Placing the burden for losses on the shoulders of national central banks is unlikely to win Mr Draghi support from Jens Weidmann, the Bundesbank president and governing council member who has said QE without national responsibility for losses would contravene EU law. Nor is Sabine Lautenschläger, the council’s other German member, set to back the ECB chief. But the vast majority of the eurozone’s monetary policy makers are likely to support QE.

Klaas Knot, head of the Dutch central bank, who is among the council’s sceptics on the merits of bond buying, has signalled he would be prepared to switch sides if national central banks agree to buy their own debt. Mr Knot told German news magazine Der Spiegel this week that such a compromise “would lower the danger of there being an undesired redistribution of financial risks”.

The plan would also appease German taxpayers’ fears that they would be punished for what they view as other member states’ profligacy. The expectation that Greece’s leftwing Syriza party, which has said it wants to restructure the country’s debt, will emerge as the winner in this month’s elections has exacerbated those concerns.


In Berlin, Chancellor Angela Merkel believes the eurozone is now in a stronger position than it was in 2012, when she supported Mr Draghi’s pledge to buy sovereign debt in potentially unlimited quantities to prevent a possible break-up of the currency area.

Yet the legal implications of national central banks taking on responsibility for any losses are complex.

While the ECB is forbidden by EU law from voluntarily taking part in a restructuring or rescheduling of its holdings of government debt, it is unclear whether the central bank would have to shoulder losses if a restructuring was forced on all creditors.

Supporters of the compromise claim governments are less likely to force a restructuring on their own central bank, from which they receive an annual payout as long as the monetary authority has made a profit. A central bank would mark the cost of any debt haircut as a loss.


Others disagree. “The argument that risk sharing by the ECB gives countries an incentive to default is weak,” said Guntram Wolff, director of Bruegel, an economic think-tank. “The chance to pass on some of the burden to the ECB is not the reason governments restructure their debts, as the central bank is only ever going to hold a small portion of their bonds.”

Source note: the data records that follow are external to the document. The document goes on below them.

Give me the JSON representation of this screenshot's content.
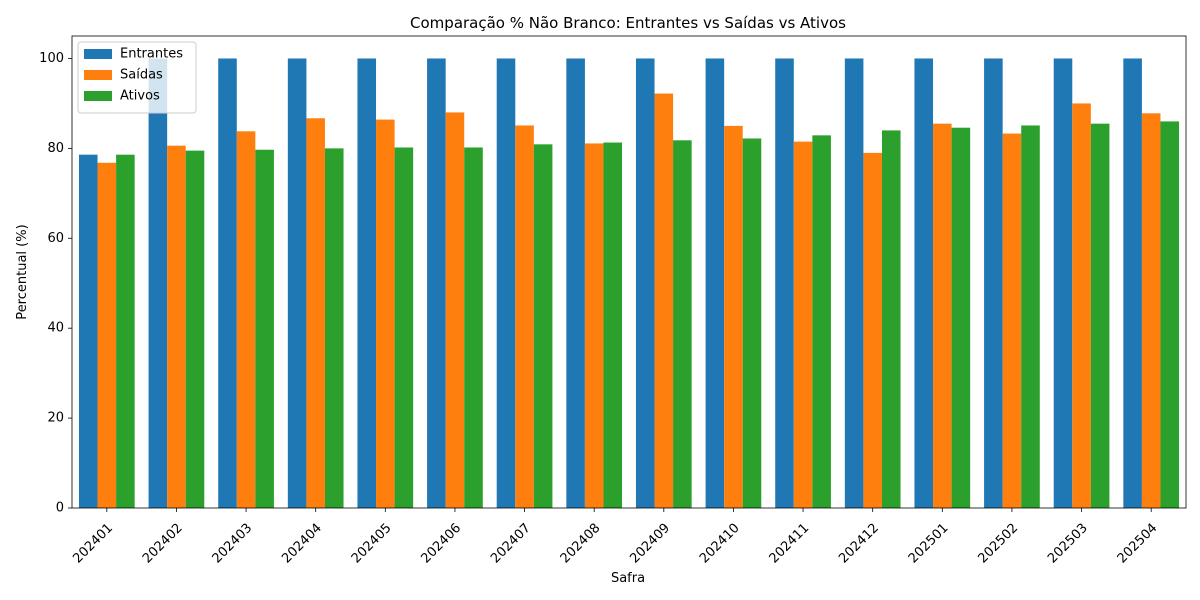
{
  "chart_data": {
    "type": "bar",
    "title": "Comparação % Não Branco: Entrantes vs Saídas vs Ativos",
    "xlabel": "Safra",
    "ylabel": "Percentual (%)",
    "ylim": [
      0,
      105
    ],
    "yticks": [
      0,
      20,
      40,
      60,
      80,
      100
    ],
    "grid": false,
    "legend_position": "top-left",
    "categories": [
      "202401",
      "202402",
      "202403",
      "202404",
      "202405",
      "202406",
      "202407",
      "202408",
      "202409",
      "202410",
      "202411",
      "202412",
      "202501",
      "202502",
      "202503",
      "202504"
    ],
    "series": [
      {
        "name": "Entrantes",
        "color": "#1f77b4",
        "values": [
          78.6,
          100,
          100,
          100,
          100,
          100,
          100,
          100,
          100,
          100,
          100,
          100,
          100,
          100,
          100,
          100
        ]
      },
      {
        "name": "Saídas",
        "color": "#ff7f0e",
        "values": [
          76.8,
          80.6,
          83.8,
          86.7,
          86.4,
          88.0,
          85.1,
          81.1,
          92.2,
          85.0,
          81.5,
          79.0,
          85.5,
          83.3,
          90.0,
          87.8
        ]
      },
      {
        "name": "Ativos",
        "color": "#2ca02c",
        "values": [
          78.6,
          79.5,
          79.7,
          80.0,
          80.2,
          80.2,
          80.9,
          81.3,
          81.8,
          82.2,
          82.9,
          84.0,
          84.6,
          85.1,
          85.5,
          86.0
        ]
      }
    ]
  }
}
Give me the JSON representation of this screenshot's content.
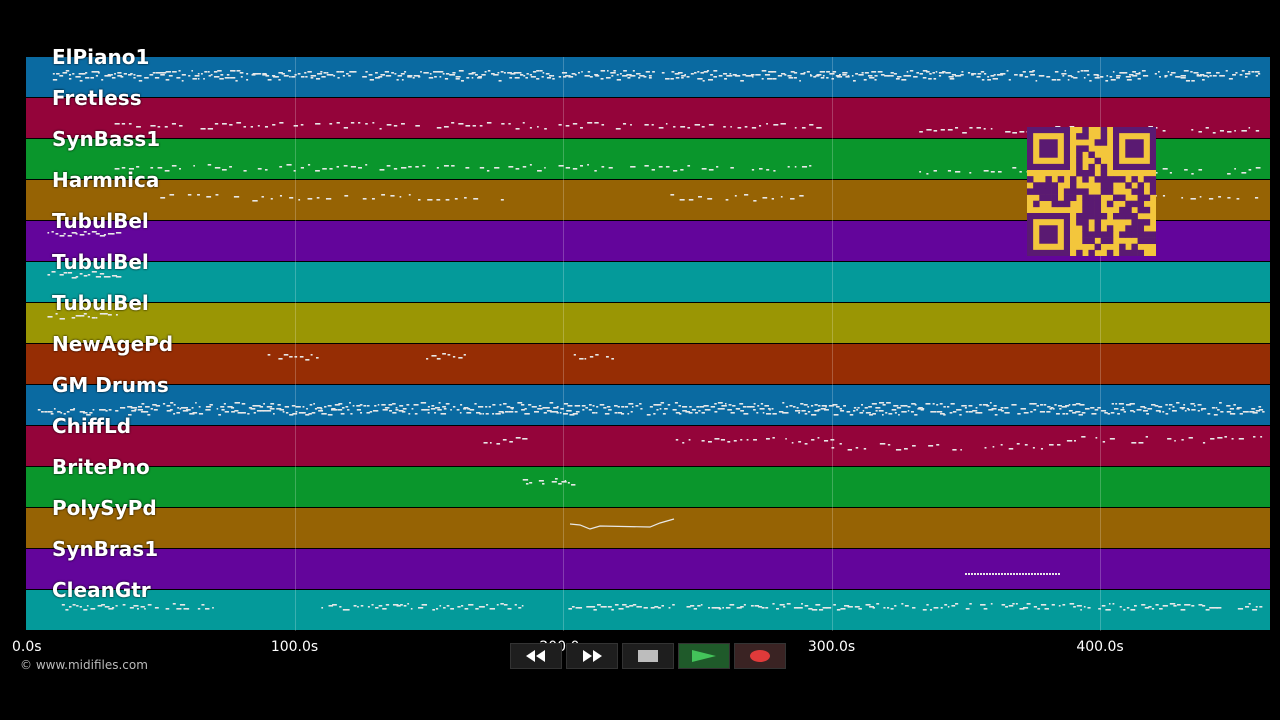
{
  "copyright": "© www.midifiles.com",
  "transport": {
    "rewind_icon": "rewind-icon",
    "forward_icon": "fast-forward-icon",
    "stop_icon": "stop-icon",
    "play_icon": "play-icon",
    "record_icon": "record-icon"
  },
  "timeline": {
    "ticks": [
      "0.0s",
      "100.0s",
      "200.0s",
      "300.0s",
      "400.0s"
    ],
    "tick_values": [
      0,
      100,
      200,
      300,
      400
    ]
  },
  "tracks": [
    {
      "name": "ElPiano1",
      "color": "#0a6aa1"
    },
    {
      "name": "Fretless",
      "color": "#94043a"
    },
    {
      "name": "SynBass1",
      "color": "#0a962c"
    },
    {
      "name": "Harmnica",
      "color": "#966304"
    },
    {
      "name": "TubulBel",
      "color": "#63059b"
    },
    {
      "name": "TubulBel",
      "color": "#049a9a"
    },
    {
      "name": "TubulBel",
      "color": "#9a9604"
    },
    {
      "name": "NewAgePd",
      "color": "#962d04"
    },
    {
      "name": "GM Drums",
      "color": "#0a6aa1"
    },
    {
      "name": "ChiffLd",
      "color": "#94043a"
    },
    {
      "name": "BritePno",
      "color": "#0a962c"
    },
    {
      "name": "PolySyPd",
      "color": "#966304"
    },
    {
      "name": "SynBras1",
      "color": "#63059b"
    },
    {
      "name": "CleanGtr",
      "color": "#049a9a"
    }
  ],
  "qr_color": "#f3c63c"
}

Market economists would prefer Mr Draghi to compromise on risk sharing rather than the size of any package. But the ECB’s proposed fix has its critics, who warn that scrapping its commitment to risk sharing sends a dangerous message on the future of the eurozone.

Marcel Fratzscher, a former ECB official who is now president of DIW, a Berlin-based economic research institute, said: “It would signal the end of monetary union. It would mean less risk sharing and less common effort.”

The ECB’s earlier sovereign debt purchases, made as part of its crisis-fighting Securities Markets Programme, shared the burden for any losses or profits between the national central banks according to the ECB’s capital key, their subscribed share of its capital.


David Marsh, managing director of OMFIF, a forum for central banks and financiers, said Berlin and the Bundesbank should have been aware for some time that monetary union would result in Germany shouldering some of the losses for debtor states, such as Greece.

“Germany knows that Europe is very important politically, but finds it very difficult to look at the economic issues strategically,” Mr Marsh said.

“One reason for criticising German officials is that they did not see that the euro area’s successive crises of competitiveness, balance of payments disequilibria and unsustainable debt would inevitably require restructuring, implacably pitting debtors against creditors.”